You think they'd care for something as remote as the AMOC collapse?

helloplanets|22 days ago

Isn't this exactly the point the original post is making?

sph|22 days ago

Another take away from that documentary is not that politicians do not care, but that the world has become so increasingly complex, fast-moving and interconnected there is no simple or real solution to any of the problems people have. They just do not have the answers.

Whenever a politician gets elected on the wish to fix housing, jobs, the pension system, the larger and larger divide between the ultra rich and the masses, either they are lying to you or are hopelessly naive they can achieve anything in their 4 years. At that point all they can do is just fill their pockets like everybody else is doing.

netsharc|21 days ago

Politicians seem to end up reacting to the polling/what the reactionary voters want, because they don't want to be kicked out of office. I don't know if it's just ego, or if it's a nobility of "We need to win, because if the other side wins, they'll destroy this country!"... this leftist still believes Obama and Biden wanted to keep/build a decent society, so do people like Bernie and AOC (let's not talk about Pelosi and her stock portfolio though), and that Trump is just about naked corruption with some populist policies thrown to the rabid supporters like meat...

tim333|22 days ago

>almost nothing on the news

Maybe not that exact variant but there have been thousand of hours of climate change stuff in the news, including worrying about changing ocean currents.

roenxi|22 days ago

It isn't actually all that scary; humans cope pretty well over a wide variety of temperatures. If the change caught everyone by surprise it'd be a huge problem but it seems to be fairly well understood and there is lots of time to adjust.

Worst case scenario seems to be that people will stop migrating to Europe.

lossolo|22 days ago

Europe is one of the world's largest agricultural producers and exporters. France alone is one of the top grain exporters globally.
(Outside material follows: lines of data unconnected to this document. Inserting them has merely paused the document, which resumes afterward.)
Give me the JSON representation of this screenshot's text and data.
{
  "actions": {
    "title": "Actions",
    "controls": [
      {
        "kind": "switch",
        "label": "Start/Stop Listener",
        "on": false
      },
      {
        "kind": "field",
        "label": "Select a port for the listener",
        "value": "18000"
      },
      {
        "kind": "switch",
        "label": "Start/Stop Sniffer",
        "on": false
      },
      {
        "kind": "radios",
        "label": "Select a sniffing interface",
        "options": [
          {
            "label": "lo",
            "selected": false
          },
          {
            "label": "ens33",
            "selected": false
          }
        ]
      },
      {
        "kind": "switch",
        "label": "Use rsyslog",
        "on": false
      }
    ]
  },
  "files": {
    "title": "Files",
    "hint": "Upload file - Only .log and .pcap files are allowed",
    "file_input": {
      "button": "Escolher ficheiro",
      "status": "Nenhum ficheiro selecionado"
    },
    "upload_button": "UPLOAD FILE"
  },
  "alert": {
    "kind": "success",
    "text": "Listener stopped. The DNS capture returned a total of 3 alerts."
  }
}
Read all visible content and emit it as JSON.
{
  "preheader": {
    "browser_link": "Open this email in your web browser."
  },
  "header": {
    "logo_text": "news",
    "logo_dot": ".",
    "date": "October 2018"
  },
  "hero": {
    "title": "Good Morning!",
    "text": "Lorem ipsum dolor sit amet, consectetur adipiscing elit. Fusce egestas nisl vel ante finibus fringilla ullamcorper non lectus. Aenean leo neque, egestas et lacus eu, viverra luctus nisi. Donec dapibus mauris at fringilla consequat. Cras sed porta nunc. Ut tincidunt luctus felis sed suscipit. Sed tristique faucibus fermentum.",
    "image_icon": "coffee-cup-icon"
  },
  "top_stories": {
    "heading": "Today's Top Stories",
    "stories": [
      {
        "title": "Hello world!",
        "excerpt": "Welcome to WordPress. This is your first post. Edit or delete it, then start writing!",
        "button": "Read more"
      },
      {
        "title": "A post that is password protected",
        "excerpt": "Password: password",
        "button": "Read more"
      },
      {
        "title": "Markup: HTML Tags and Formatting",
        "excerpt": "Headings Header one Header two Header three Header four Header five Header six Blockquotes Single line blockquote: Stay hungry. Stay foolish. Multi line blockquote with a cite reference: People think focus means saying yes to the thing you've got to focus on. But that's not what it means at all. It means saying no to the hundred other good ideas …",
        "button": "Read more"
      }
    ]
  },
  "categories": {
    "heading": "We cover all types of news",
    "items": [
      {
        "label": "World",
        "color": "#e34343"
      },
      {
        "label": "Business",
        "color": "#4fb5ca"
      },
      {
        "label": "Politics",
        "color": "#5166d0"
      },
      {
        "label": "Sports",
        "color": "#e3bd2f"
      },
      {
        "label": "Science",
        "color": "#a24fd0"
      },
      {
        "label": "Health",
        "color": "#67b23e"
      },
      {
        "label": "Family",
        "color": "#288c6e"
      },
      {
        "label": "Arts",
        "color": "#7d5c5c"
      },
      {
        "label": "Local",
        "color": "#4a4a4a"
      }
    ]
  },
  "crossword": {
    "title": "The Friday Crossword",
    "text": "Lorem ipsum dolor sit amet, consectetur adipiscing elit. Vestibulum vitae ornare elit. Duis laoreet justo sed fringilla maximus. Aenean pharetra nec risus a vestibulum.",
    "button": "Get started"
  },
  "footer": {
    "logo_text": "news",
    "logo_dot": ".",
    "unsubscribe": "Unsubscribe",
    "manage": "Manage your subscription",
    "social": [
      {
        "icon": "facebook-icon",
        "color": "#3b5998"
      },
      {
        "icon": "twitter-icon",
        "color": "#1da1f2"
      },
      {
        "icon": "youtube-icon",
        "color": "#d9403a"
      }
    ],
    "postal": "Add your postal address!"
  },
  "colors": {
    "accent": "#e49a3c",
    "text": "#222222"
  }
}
The EU exports massive quantities of wheat, barley, dairy, and processed food to North Africa, the Middle East, and Sub-Saharan Africa. Countries like Egypt, Algeria, and Nigeria are heavily dependent on European grain imports. An AMOC collapse would devastate growing seasons, slash yields, and potentially make large parts of Northern Europe unsuitable for current agriculture.

And it's not just food. Europe is a major producer and exporter of fertilizers. If European industrial and agricultural output collapses, the ripple effects hit global food supply chains hard. Countries that depend on those imports will face famine.

Then there's the knock-on, hundreds of millions of people in food-insecure regions losing a key supply source, simultaneous disruption to Atlantic weather patterns affecting rainfall in West Africa and the Amazon, potential shifts in monsoon systems affecting South and East Asia. It's a cascading global food security crisis.

> lots of time to adjust

This assumes a gradual slowdown, but paleoclimate evidence suggests AMOC transitions can happen within a decade or even less. The idea that we'd just smoothly adapt to one of the most dramatic climate shifts in human civilization is not supported by what we know about how these systems behave.

SupremumLimit|22 days ago

The ignorance of this comment is breathtaking. How are the crops going to grow if the temperature drops by 15 degrees Celsius? What marine and terrestrial ecosystems can survive a sudden catastrophic change like that? What’s going to happen to the weather patterns after this planet-scale shift? How do you “adjust” to the collapse of your food supply and entire ecosystems?

__d|21 days ago

Yes. And totally no.

Some humans will very likely survive. Millions, possibly hundreds of millions, will die.

Life as it has been known for hundreds of years will change dramatically.

An unwillingness or inability to conceive of this possible future as anything more than “it’ll be colder, but fine” would make it vastly worse for many people.

PinkMilkshake|22 days ago

> humans cope pretty well over a wide variety of temperatures.

That's not the problem, though. The problem is almost nothing else can. Livestock, staple crops, pollinating insects, etc.